Why Colonel Sartoris?

Allow me to explain the puzzling title. Colonel Sartoris is William Faulkner's greatest character. He exemplifies those values that his society cherishes, namely tradition, patriarchy, courtliness, and courage. Though modernity's slow march tries to strip him of these things, Sartoris continues to live as he always has, knowing that "the past is never dead. It's not even past." He seeks order in the honorable folkways and mores of his forbears. Let us not forget his example.

Friday, May 17, 2013

Oxford: Southern Picturebook

In trying to describe Oxford, I started to write all kinds of absurd hooks (e.g., "Do you ever wish life would slow down and say howdy?").  Although all of them were true, none of them worked.  They all sounded like promotions for planned communities a la Seaside or radio commercials for Blue Bell.  I honestly couldn't stomach these wrenching cliches as descriptions of something that I've come to dearly love and hold so closely.

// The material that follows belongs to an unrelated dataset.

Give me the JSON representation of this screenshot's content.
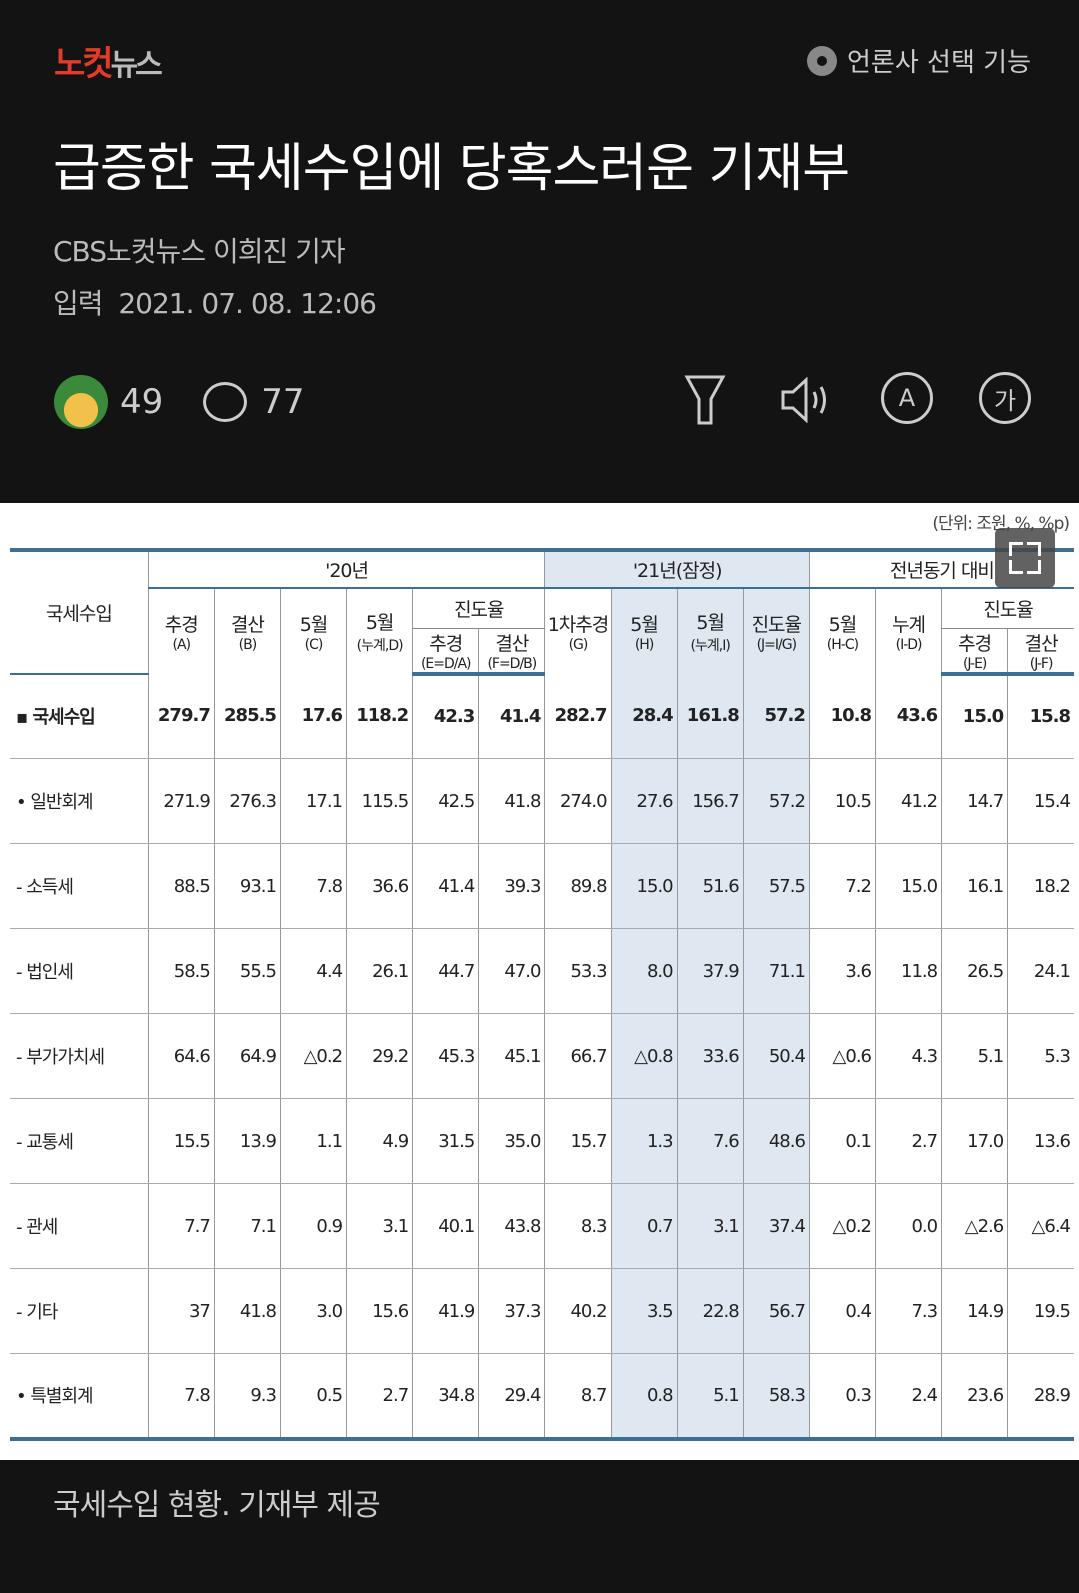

But like I say, all of the cliches are true.  Life does in fact slow down.  People are as polite as I've ever seen (I consider myself painfully etiquette-bound, and I was struck by their politeness).  The town is leafy and green and emanates from a square that literally embodies tradition, cleanliness, morality, style, learning, and cuisine.

And all of it anchored by Ole Miss.  It's a campus grand in its modesty and stateliness.  The white columns and red brick are totally at home with themselves.  The architecture itself seems especially
organic, as Ole Miss's Greek Revival architecture takes its cue both from description and from proscription.  Descriptively, the campus sits miles from the Delta, described by some as "the most Southern place on Earth," where Greek Revival columns seem to grow from the ground like cypress trees.  And proscriptively, the buildings take their cue from the architecture of Plato's Athens--as do many universities, of course--but here they even label the focal point of the campus the "Lyceum."  I've rarely seen a campus get it this right.

There should be more to come, but I could go on for hours about Ole Miss's effort to right wrongs, wright leaders, and right its pigskin ship.  But it's enough, for now, to revel in Oxford's near perfection.